GNOME – Investigation of the mode of action when co-exposing the nematode Caenorhabditis elegans to Cd and TiO2 nanoparticles

The use of industrial manufactured nano-scale particles is rising continuously
in consumer products and industrial areas. A study of Keller and Lazareva
(2013) estimated that in 2010 8 to 28 % of 260000 to 309000 metric tons produced
nanoparticles world wide were released into soils. Consequently, the
environmental fate of nano-materials in aquatic and soil systems has been the
focus of many recent studies (Schaumann et al., 2015, Petersen and Henry,
2012), but information on ecotoxicity of nanoparticles is still limited (Handy
et al., 2012b, Guzman et al., 2006, Nowack et al., 2012). Among currently
applied nano-materials, nano-scale titanium dioxide (n-TiO2) is probably the
most environmentally relevant nanoparticles with regard to potential exposure
in sediments in Europe of 1.9 mg kg-1yr-1 (Sun et al., 2013). A major
gap in our knowledge on the toxicity of n-TiO2 is the interaction with other
contaminants that are potentially present in environmental matrices. If n-
TiO2 accumulates in the ppm range in European sediments as the projections
suggest, it will likely interact with other contaminants in the environmental
matrices, potentially increasing toxicity for different organisms. Due to the
photo-catalytic activity of tested n-TiO2 (P 25), exposure to solar radiation
may add an additional risk component. Thus, particularly during low water
level and mudflats sediments of industrial rivers, where organisms are often exposed
to multiple contaminants and periodically to sun light could be at risk.
This project quantifies the effect that co-occurrence of n-TiO2 and cadmium,
with and without exposure to sun light, have on nematodes as frequent members
of the sediment meiofauna, and investigates the mixture toxicity model
and the mode of action. According to ISO 10872 Caenorhabditis elegans is
used in the nematode test in medium with the toxic endpoints of growth and
reproduction. Nematodes were exposed to n-TiO2 (P 25, with a primary particle
size of 21 nm) and Cd in single and co-exposure for 72 h. Additionally
two test conditions were tested. The incubation under dark conditions and
treatment with simulated solar radiation for 30 min.

Single substance tests in the dark resulted in an EC50 value (for reproduction)

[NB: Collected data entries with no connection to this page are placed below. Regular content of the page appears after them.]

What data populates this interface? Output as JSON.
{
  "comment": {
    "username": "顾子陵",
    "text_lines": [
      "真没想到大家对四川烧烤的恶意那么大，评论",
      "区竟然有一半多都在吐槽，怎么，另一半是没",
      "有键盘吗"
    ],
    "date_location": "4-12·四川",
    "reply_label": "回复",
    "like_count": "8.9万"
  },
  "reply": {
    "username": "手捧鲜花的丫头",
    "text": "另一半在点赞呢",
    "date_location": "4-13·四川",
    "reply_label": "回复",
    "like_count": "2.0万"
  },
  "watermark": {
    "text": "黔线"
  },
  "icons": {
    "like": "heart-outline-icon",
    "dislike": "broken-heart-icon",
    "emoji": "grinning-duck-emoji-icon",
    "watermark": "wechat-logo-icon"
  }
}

of 0.6 mgL-1 for Cd and > 200 mgL-1 for n-TiO2. Results from the nematode
test showed that solar light significantly increased toxicity of n-TiO2 by
a factor of 2 and confirmed previous results by et al. (2014). Supplementing
the n-TiO2 suspension (40 mgL-1) with 50 μgL-1 Cd inhibited reproduction
and amplified this effect by a factor of 2 compared to n-TiO2 alone under solar
light. Further, exposure to solar light led to synergistic inhibition effect (80
% reproduction inhibition) in the mixture. Assuming that the photo-catalytic
activity of n-TiO2 damages cell membranes under solar light. Therewith Cd
uptake to the cells is facilitated and promoted adverse effects of cadmium. A
cell-impermeant stain (NucGreen Dead 488) was used to test for membrane
integrity under solar radiation and co-exposure. However, no membrane instability
caused by n-TiO2 could be detected with NucGreen. An alternative
hypothesis focused on interference with the cellular calcium metabolism:
as Cd is known to induce intracellular Ca signalling as part of protective cell
processes, the effect of the mixture on intracellular calcium release was investigated.
The red fluorescent dye rhodamine was loaded into the intestinal cells
to measure the free intracellular calcium level during single and co-exposure
and under solar radiation and dark conditions. Cd increased the free calcium
level in the cells (in single and co-exposure) in opposite to n-TiO2 alone when
incubated in the dark. Under solar radiation, co-exposure of n-TiO2/Cd decreased
intracellular calcium signalling compared to the control. This could be
explained by ROS production through solar light exposure of n-TiO2 followed
by lipid peroxidation and loss of membrane integrity. This could provide the
possibility of Cd influx into the cells, resulting in a blockage of calcium release
from the calcium stores. This model would explain for the first time the sensitization
of Caenorhabditis elegans towards Cd in the presence of n-TiO2 and
solar light with its major consequences for the nematodes’ life cycle.